投稿が遅くなり申し訳ございません。
諸事情につき現状かなり多忙な為、空いている時間を見つけてはチマチマ編集をしていました。
今日までに話のストックを何個か制作したので今後の投稿区間が極端に開く事はない見込みではあります。多分
季節は夏。
受験生にとっての天王山と言われる季節だがそれに該当しない学生からすれば日頃の勉学から解放される至福の時でもある。
海やBBQ、夏祭りなど過ごし方の例を挙げてみればキリがない。僕自身も同上の該当しない者の1人な訳でこの莫大な休みをどう消化しようか頭を悩ませていた。
「暑いっすねぇ。総帥」
「吾輩太陽壊そうかな?」
「沙花叉さんなんて溶けかけてますよ」
「ぷえっ」
鷹嶺さんに買い出しを任された帰りの夜道を歩きながらもたわいも無い会話をする僕たち。夜とはいえ流石は夏。自らの立場をよくご存知だ。
「そういえばバイト。お店で何か雑誌を買ってたよな?何を買ったんだ?」
「えぇっ〜⁉︎海くんもしかしてぇ〜」
「健全な男子高校生なめないでくださいよ?」
沙花叉さんのそんな期待を裏切る為にも僕は先ほど買った物を袋から取り出す。所持者は僕な訳で説明など容易い。
「求人雑誌8月特別号です。一人暮らし故に出費が多いのでバイトを増やそうかなと…」
その瞬間───
「ふんっ!」
総帥ご自慢の角により貫かれてしまった。
「求人雑誌8月特別号くん!」
「お前っ!holoxっていう最高にダークネスな職場があるっていうのに!」
もしかしてブラックって意味なのだろうか。
「新人!これはどう思う!」
「いや〜もう浮気っすね!」
「浮気⁉︎」
「吾輩悲しいですよ!こんなかたちで裏切られるとは!価値観の違いってヤツですか⁉︎」
「本当に価値観の違いですよ!世間一般的に掛け持ちバイトの事を浮気って言わないでしょ!」
「あんな熱烈なアプローチを受けたのに!」
「志望動機の事ですか?」
「同じ屋根の下一緒に居た!」
「まぁ仕事場なんで」
「印鑑だって押した!」
「そりゃあ契約書にサインしないと…」
「ほらぁ!浮気じゃん!」
「だからどこが⁉︎」
何が「ほらぁ」だ。
お付き合いするまでの過程と少し似ているだけだろ。
「holoxのバイトを辞めるわけじゃありませんし…単発バイトってのも有るんですよ?」
「そんなっ!取っ替え引っ替えなんて!」
「やめてくださいよその言い方!それじゃ僕がただの屑男みたいじゃないですか!」
「現実じゃ無理だからってバイトで浮気するの見苦しいぞっ!」
「おっと喧嘩ですか?上等ですわっ!買ってやりますよ!」
「ガッハハハ!吾輩に勝てると思いで?バックには侍や博士…そして幹部が居るんだぞ!」
「えっ?沙花叉は?」
「絶対勝てる気しないので半額クーポンとかありますか!」
「諦めるの早くね?」
「ねぇ!沙花叉はっ⁉︎」
考えてみればholoxメンバーへの勝算など皆無に近いんじゃないか?もしも勇者パーティにでもなれば討伐される魔王に同情すら出来る。打算も何もかも思い浮かばない僕は降参の意味を兼ねて白旗を上げる様に総帥へ質問した。
「というか2人とも、僕についてきても大丈夫だったんですか?」
「んっ?なんで?」
「
僕が言い放った例の件というワード。無論、先日にアジトへ送られてきた封筒が関係している。端的に述べると書かれていた内容はシンプルなモノでアイドル事務所であるhololiveから指定された日時での会合の誘いだった。
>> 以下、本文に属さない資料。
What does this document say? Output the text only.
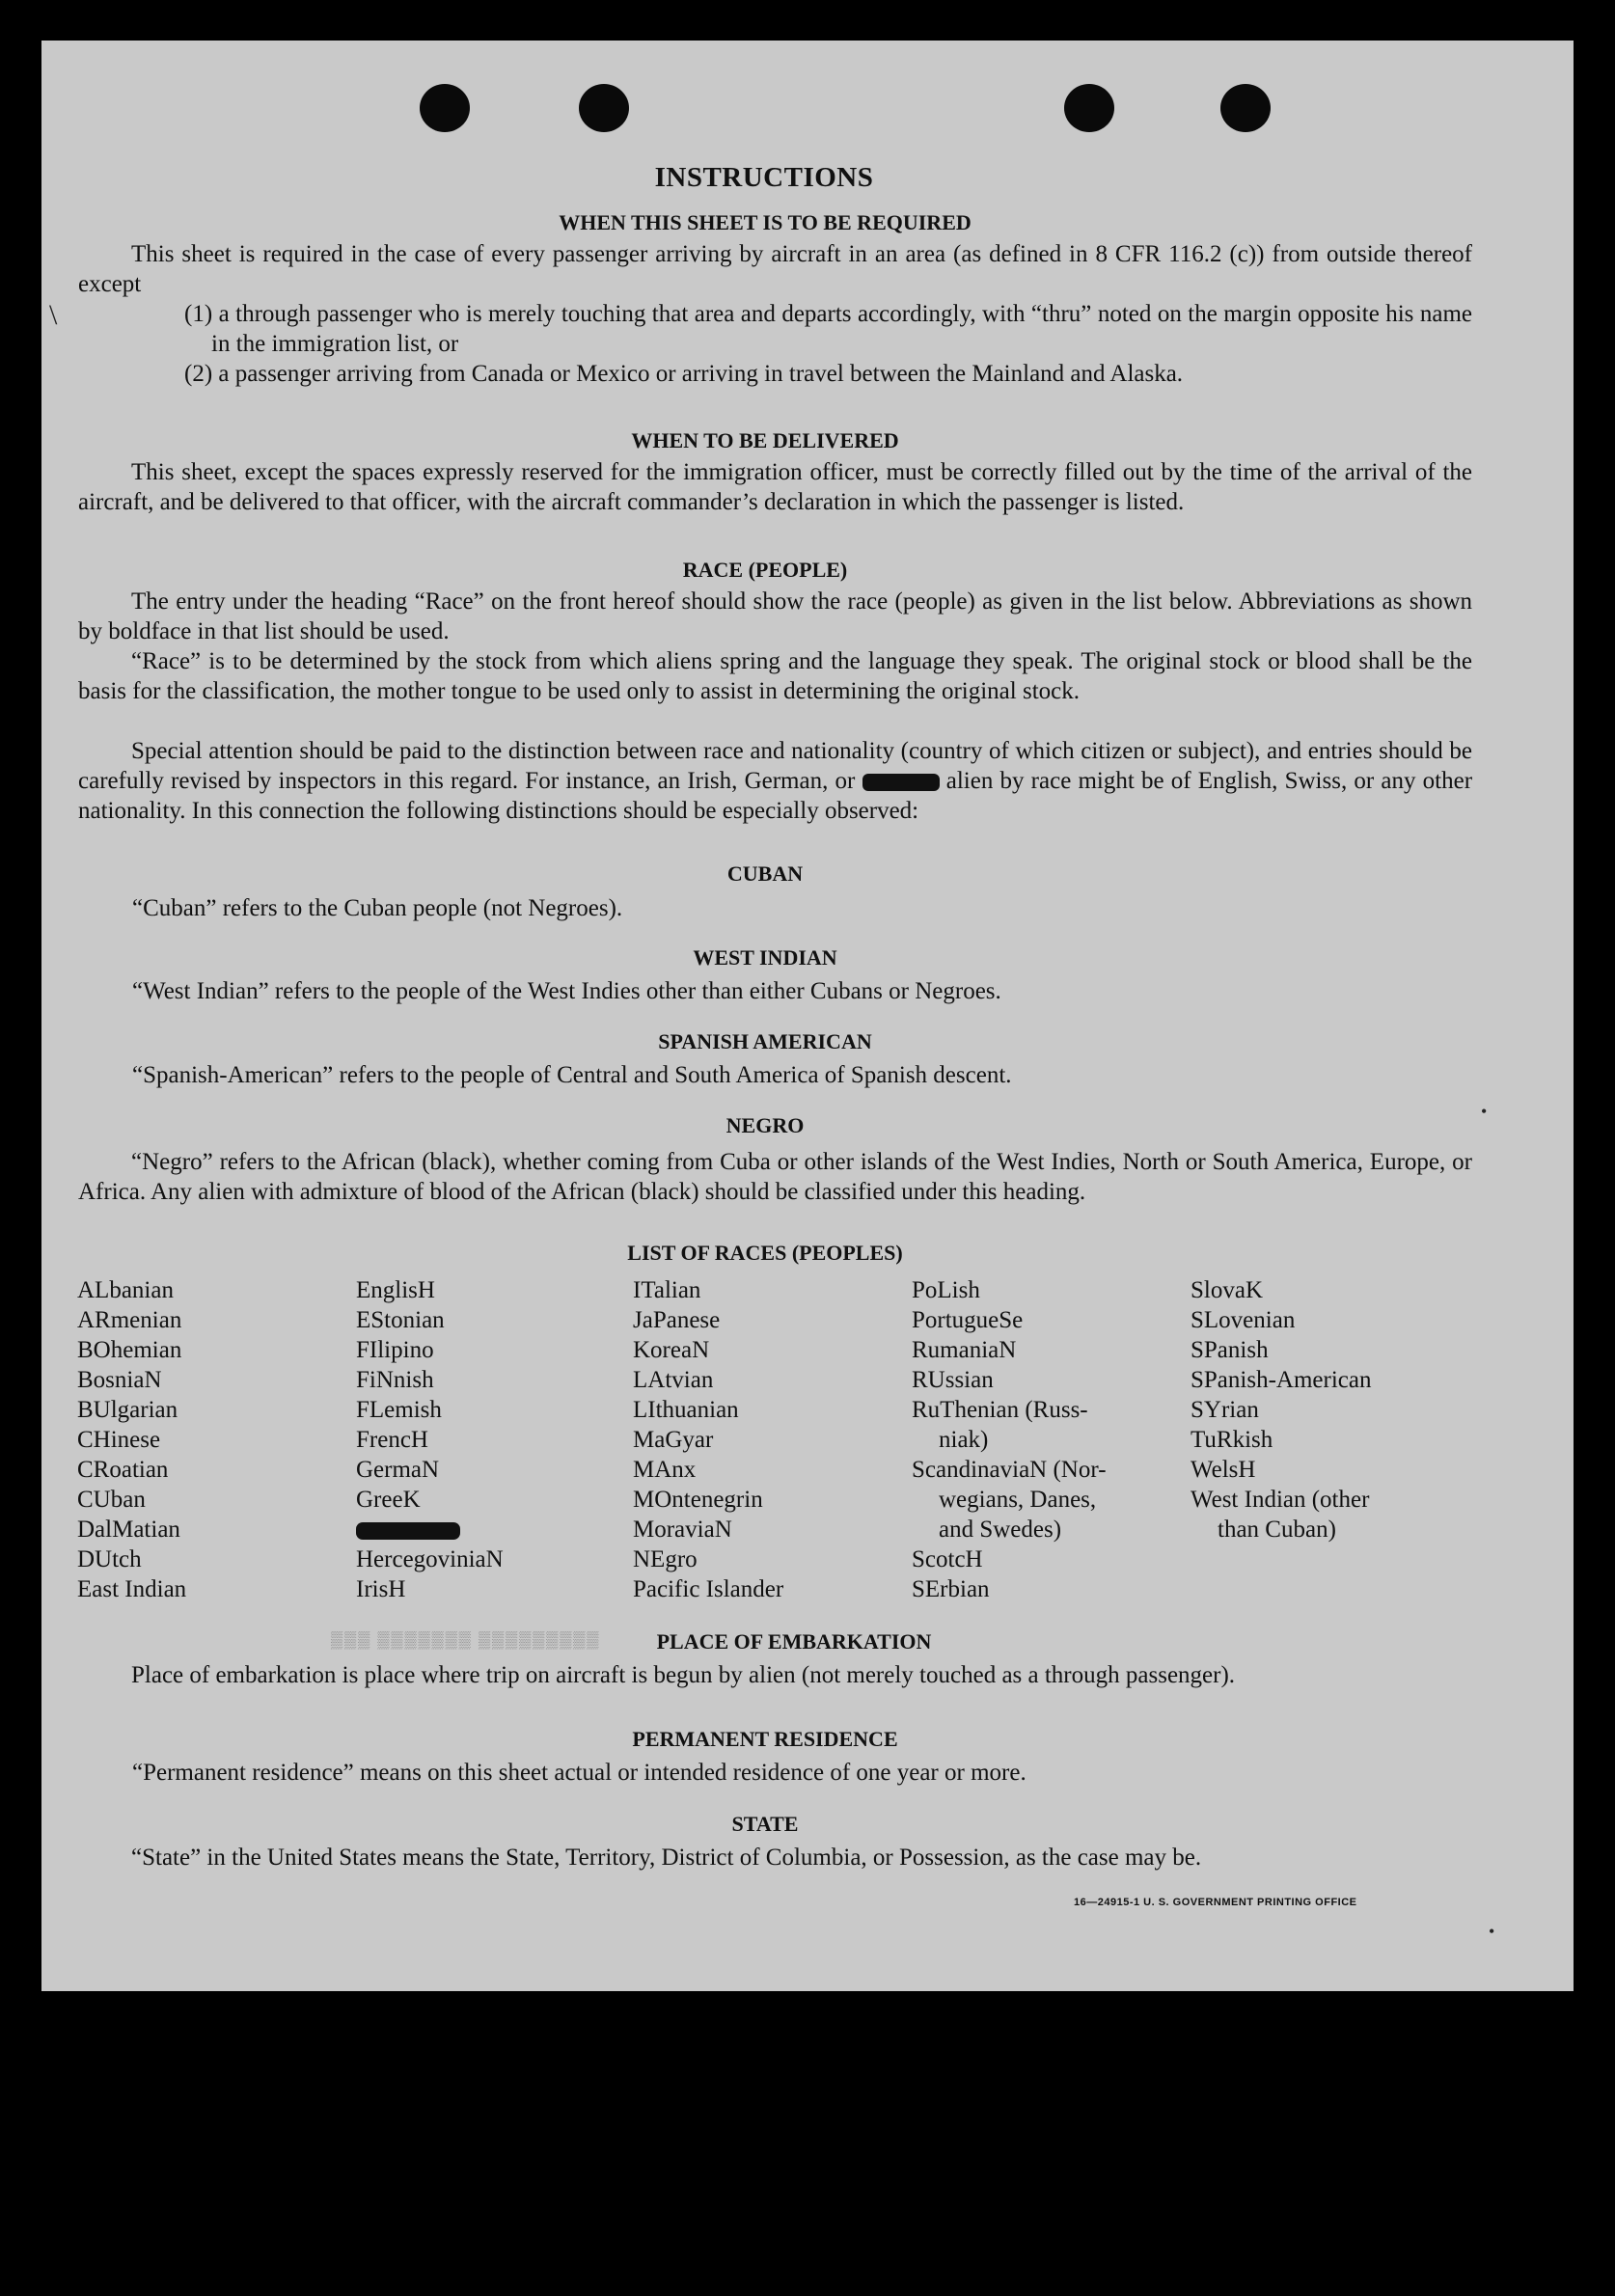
INSTRUCTIONS
WHEN THIS SHEET IS TO BE REQUIRED

This sheet is required in the case of every passenger arriving by aircraft in an area (as defined in 8 CFR 116.2 (c)) from outside thereof except

(1) a through passenger who is merely touching that area and departs accordingly, with “thru” noted on the margin opposite his name in the immigration list, or

(2) a passenger arriving from Canada or Mexico or arriving in travel between the Mainland and Alaska.

WHEN TO BE DELIVERED

This sheet, except the spaces expressly reserved for the immigration officer, must be correctly filled out by the time of the arrival of the aircraft, and be delivered to that officer, with the aircraft commander’s declaration in which the passenger is listed.

RACE (PEOPLE)

The entry under the heading “Race” on the front hereof should show the race (people) as given in the list below. Abbreviations as shown by boldface in that list should be used.

“Race” is to be determined by the stock from which aliens spring and the language they speak. The original stock or blood shall be the basis for the classification, the mother tongue to be used only to assist in determining the original stock.

Special attention should be paid to the distinction between race and nationality (country of which citizen or subject), and entries should be carefully revised by inspectors in this regard. For instance, an Irish, German, or	alien by race might be of English, Swiss, or any other nationality. In this connection the following distinctions should be especially observed:

CUBAN

“Cuban” refers to the Cuban people (not Negroes).

WEST INDIAN

“West Indian” refers to the people of the West Indies other than either Cubans or Negroes.

SPANISH AMERICAN

“Spanish-American” refers to the people of Central and South America of Spanish descent.

NEGRO

“Negro” refers to the African (black), whether coming from Cuba or other islands of the West Indies, North or South America, Europe, or Africa. Any alien with admixture of blood of the African (black) should be classified under this heading.

LIST OF RACES (PEOPLES)
ALbanian
ARmenian
BOhemian
BosniaN
BUlgarian
CHinese
CRoatian
CUban
DalMatian
DUtch
East Indian
EnglisH
EStonian
FIlipino
FiNnish
FLemish
FrencH
GermaN
GreeK
HercegoviniaN
IrisH
ITalian
JaPanese
KoreaN
LAtvian
LIthuanian
MaGyar
MAnx
MOntenegrin
MoraviaN
NEgro
Pacific Islander
PoLish
PortugueSe
RumaniaN
RUssian
RuThenian (Russ-
niak)
ScandinaviaN (Nor-
wegians, Danes,
and Swedes)
ScotcH
SErbian
SlovaK
SLovenian
SPanish
SPanish-American
SYrian
TuRkish
WelsH
West Indian (other
than Cuban)
▒▒▒ ▒▒▒▒▒▒▒ ▒▒▒▒▒▒▒▒▒	PLACE OF EMBARKATION

Place of embarkation is place where trip on aircraft is begun by alien (not merely touched as a through passenger).

PERMANENT RESIDENCE

“Permanent residence” means on this sheet actual or intended residence of one year or more.

STATE

“State” in the United States means the State, Territory, District of Columbia, or Possession, as the case may be.

16—24915-1 U. S. GOVERNMENT PRINTING OFFICE
\
•
•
呼ばれた理由として思い付く悲観的な内容から吉報という線は薄いのかもしれない。が、この願ってもいなかった機会を無下にするのは勿体ない故、設けられた場を利用し有効的な関係が結べれば我らがholoxの忘れかけていた野望…世界征服に利用出来るのでわっと見立てた総帥はこれを了承した。
名付けられたのが「外堀うめうめ大作戦」
一刻も早く改名させたい。
そんな第一責任者的存在の総帥がこんな場所に居ても良いのだろうか。
「安心しろバイト。吾輩たちただのサボりだから」
親指をグッと上げる2人。
多分駄目そう。
ふと耳に入る祭囃子の音…辺りを見渡してみると視線の先にある境内から光が漏れ出していた。それが提灯によってのモノだとといち早く気が付いたのは総帥のようだ。
「おぉ!夏祭りか!」
『桜神社』っと書かれている社号標。
人混みの数に憂鬱な気持ちになる僕とは裏腹に総帥は屋台の方に興味津々のご様子。
「行くか⁉︎行くよな!じゃあ行くぞ!」
「三段活用みたいに言うのやめてください」
「ラプラスってやっぱ子供っすね」
妙なテンポで刻まれたリズムと共にいつでも行けると準備万端。しかし僕はそれを拒否する。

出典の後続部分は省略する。